In 1999, I had a gall bladder attack during the last 30 minutes of the movie Sixth Sense, (still don’t know how that movie ends) Anyway, the writing was on the wall,my gall bladder looked like an ashtray and it was time to come out. I made an appointment with the surgeon and off I went to his office in Burlington, New Jersey. And, since I am really bad with details, I can’t recall his name. I only know that he was a fat guy with thick glasses and there was no way he was going to remove my gall bladder! I had made my decision the second we met and there was only one thing to do, find another reason to dislike him. It’s not that as a fat chick, I think that fat people are incompetent, but let’s face it, between the largess of his gut and my gut; how is he going to find an organ as long and as thick as two index fingers? Not to mention he has to lasso the bad boy and pull it out an opening no larger than my belly button! No, I needed a slender surgeon with 20-20 vision.
Well, the exam did not go well and I had my ammunition, after he pushed on my stomach he asked about a mole on my stomach. I told him "it’s a mole", and he said, "No!, it’s a nipple". A NIPPLE, is this guy a doctor or Pablo Picasso? "A nipple", I repeated," down there?" "you must be kidding" "It’s a nipple and I can remove it." "No thanks doc, that would take a long goodbye and I need this gall bladder out ASAP." "Okay", he replied, and he slapped my gut! The gut slap sealed the deal, and it was a stinger. I thought this guy is a jerk. How dare he slap me like a cow and tell me I have an extra nipple. I looked at his business card one more time, HMMMM, he is a Diplomate of Surgery. Must be a misprint. I jumped up, pulled my top down and said, "thanks, but no thanks", and keep in mind, “ if you slap a fat chick, you might get a slap back, next time!

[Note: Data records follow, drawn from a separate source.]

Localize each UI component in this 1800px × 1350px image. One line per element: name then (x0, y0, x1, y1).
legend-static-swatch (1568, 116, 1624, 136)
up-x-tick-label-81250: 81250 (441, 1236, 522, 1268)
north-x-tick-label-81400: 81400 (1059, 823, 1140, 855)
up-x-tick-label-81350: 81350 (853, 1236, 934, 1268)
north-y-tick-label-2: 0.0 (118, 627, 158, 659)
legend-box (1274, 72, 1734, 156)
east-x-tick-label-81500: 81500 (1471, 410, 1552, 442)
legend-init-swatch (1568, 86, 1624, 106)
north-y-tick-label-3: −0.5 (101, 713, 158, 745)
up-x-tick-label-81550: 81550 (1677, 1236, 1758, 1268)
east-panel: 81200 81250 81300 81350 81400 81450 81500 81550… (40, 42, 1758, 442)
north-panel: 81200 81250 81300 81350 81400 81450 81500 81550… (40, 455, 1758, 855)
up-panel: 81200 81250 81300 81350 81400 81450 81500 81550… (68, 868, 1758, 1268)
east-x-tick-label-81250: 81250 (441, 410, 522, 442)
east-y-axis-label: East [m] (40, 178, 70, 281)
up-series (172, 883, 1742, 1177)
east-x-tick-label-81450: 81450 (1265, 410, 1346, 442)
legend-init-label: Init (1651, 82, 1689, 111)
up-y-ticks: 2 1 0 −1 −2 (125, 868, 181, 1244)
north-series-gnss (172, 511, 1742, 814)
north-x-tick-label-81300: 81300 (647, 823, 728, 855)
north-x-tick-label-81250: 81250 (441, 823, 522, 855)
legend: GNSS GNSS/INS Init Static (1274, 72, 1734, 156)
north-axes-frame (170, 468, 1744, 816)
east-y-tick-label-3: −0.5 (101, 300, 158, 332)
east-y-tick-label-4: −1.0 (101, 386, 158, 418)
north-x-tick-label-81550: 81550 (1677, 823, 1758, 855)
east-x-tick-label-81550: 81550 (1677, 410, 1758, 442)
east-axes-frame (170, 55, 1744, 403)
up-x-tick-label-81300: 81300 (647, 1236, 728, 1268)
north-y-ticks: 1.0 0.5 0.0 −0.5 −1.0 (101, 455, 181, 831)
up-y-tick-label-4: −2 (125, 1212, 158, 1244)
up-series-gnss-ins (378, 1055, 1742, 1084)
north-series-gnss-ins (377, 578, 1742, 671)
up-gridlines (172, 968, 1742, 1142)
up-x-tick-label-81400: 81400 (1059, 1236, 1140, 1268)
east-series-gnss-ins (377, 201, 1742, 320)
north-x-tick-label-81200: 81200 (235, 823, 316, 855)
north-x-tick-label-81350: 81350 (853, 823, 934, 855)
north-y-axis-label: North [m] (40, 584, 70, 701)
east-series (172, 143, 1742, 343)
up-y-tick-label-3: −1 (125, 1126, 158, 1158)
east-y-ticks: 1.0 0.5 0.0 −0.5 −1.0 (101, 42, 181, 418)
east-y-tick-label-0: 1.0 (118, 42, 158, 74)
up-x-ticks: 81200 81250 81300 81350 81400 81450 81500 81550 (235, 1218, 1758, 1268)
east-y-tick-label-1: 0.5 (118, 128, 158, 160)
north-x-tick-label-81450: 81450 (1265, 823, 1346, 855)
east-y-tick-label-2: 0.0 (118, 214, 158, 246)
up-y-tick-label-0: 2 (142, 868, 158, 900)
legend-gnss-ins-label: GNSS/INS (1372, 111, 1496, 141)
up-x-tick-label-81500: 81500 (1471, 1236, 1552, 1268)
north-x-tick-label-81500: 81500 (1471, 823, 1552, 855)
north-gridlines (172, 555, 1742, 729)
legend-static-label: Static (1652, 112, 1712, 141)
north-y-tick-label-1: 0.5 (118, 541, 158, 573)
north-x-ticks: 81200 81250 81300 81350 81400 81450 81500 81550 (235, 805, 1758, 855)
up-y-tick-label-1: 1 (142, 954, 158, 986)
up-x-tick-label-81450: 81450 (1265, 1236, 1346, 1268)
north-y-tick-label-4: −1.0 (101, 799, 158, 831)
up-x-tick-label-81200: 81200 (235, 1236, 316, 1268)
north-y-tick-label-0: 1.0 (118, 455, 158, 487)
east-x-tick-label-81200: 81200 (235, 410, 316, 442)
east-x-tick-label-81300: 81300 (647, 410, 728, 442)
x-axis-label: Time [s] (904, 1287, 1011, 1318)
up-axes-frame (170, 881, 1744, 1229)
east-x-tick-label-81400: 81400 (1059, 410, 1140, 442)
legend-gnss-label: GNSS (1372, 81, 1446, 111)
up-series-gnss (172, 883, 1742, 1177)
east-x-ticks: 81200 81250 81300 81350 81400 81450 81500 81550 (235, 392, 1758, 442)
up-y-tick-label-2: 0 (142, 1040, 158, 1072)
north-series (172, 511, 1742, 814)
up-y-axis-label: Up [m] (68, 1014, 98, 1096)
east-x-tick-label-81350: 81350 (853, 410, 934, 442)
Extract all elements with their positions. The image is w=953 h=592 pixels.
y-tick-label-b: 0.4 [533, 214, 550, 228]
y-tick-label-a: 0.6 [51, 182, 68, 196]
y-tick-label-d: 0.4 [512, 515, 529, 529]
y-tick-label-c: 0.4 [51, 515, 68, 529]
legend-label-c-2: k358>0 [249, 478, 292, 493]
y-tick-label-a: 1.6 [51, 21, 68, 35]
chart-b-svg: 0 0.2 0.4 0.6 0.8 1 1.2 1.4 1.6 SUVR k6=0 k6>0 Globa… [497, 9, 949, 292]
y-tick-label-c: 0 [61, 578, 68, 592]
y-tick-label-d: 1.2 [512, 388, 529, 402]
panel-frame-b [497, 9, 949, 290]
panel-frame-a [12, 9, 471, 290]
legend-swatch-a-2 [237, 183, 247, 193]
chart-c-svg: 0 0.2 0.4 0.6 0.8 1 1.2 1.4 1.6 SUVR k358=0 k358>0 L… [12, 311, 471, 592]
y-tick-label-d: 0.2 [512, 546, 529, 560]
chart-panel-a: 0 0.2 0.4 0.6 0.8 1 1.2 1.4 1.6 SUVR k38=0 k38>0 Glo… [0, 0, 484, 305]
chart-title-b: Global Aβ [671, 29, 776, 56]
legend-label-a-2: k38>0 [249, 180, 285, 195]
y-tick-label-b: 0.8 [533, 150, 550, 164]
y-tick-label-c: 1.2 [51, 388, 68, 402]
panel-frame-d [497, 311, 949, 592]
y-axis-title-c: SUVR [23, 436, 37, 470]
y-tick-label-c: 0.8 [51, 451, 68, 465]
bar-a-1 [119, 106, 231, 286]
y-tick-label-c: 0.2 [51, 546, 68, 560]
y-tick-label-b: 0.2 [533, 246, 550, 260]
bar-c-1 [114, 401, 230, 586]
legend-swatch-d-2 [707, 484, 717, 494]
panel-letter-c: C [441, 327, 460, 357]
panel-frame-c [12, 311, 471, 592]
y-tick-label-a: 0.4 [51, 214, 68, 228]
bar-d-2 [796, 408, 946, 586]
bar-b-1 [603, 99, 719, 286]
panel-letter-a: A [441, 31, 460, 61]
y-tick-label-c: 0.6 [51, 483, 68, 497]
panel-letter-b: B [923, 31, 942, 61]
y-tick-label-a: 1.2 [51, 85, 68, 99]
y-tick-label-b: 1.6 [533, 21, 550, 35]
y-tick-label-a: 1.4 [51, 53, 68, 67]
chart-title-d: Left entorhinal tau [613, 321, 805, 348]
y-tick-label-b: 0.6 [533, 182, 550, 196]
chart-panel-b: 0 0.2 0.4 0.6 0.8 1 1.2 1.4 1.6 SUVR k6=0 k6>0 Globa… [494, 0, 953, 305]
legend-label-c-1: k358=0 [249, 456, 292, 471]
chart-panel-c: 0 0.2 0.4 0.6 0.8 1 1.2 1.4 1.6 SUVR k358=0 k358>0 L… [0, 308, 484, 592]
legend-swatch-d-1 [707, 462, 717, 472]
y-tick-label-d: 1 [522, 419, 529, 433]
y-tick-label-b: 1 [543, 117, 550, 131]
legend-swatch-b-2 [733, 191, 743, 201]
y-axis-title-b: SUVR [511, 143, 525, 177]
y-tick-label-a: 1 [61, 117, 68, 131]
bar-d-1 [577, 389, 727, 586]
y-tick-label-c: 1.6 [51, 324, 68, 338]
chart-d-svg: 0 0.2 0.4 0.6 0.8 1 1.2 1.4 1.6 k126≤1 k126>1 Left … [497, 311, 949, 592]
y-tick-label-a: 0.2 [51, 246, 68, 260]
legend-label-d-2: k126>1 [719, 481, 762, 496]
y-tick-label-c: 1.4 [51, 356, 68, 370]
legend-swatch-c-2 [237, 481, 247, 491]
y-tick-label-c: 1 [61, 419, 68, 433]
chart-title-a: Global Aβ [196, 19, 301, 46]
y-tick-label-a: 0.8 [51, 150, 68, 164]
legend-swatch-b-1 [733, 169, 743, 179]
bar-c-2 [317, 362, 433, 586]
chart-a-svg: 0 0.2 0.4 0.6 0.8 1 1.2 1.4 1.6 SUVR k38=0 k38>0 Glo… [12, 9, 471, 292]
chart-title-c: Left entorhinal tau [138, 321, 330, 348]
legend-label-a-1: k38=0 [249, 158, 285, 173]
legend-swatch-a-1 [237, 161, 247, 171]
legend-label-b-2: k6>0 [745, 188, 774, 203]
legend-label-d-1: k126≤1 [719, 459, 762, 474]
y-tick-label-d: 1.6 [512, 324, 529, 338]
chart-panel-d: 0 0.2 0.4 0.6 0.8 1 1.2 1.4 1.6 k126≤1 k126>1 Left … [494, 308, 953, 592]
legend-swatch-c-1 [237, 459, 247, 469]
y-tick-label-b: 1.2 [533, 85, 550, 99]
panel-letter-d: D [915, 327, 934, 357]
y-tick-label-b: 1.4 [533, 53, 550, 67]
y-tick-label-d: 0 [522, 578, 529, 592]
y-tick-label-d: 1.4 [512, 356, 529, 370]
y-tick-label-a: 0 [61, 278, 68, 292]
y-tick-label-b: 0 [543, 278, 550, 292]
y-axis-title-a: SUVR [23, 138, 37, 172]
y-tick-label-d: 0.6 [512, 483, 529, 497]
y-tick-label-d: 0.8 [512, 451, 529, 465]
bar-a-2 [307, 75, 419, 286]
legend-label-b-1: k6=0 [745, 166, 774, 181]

Needlesstosay, the Diplomate of Surgery did not remove my gall bladder, another surgeon did, and he was perfect, tall and slender, no eyeglasses and he told me my mole was a mole.
On the day of surgery, my sister bought me a silk ensemble to wear to the yanking of my gall bladder, doctor tall and slender with no eyeglasses escorted me to the table. I whispered to him on the way that I would like to play a little joke on the nurses, and he said he would play along. When I got comfy on the table, I asked loud enough for everyone to hear, "will you be giving me breast implants immediately following the removal of my gall bladder?" I looked at my doctor and he nodded,YES. All the nurses could be heard sucking in a wind of disbelief and one blurted out,
“ Doctor, you can do that?” HAHAHAHAHAHAHA, we had a good laugh. Now, that's what I call good customer service.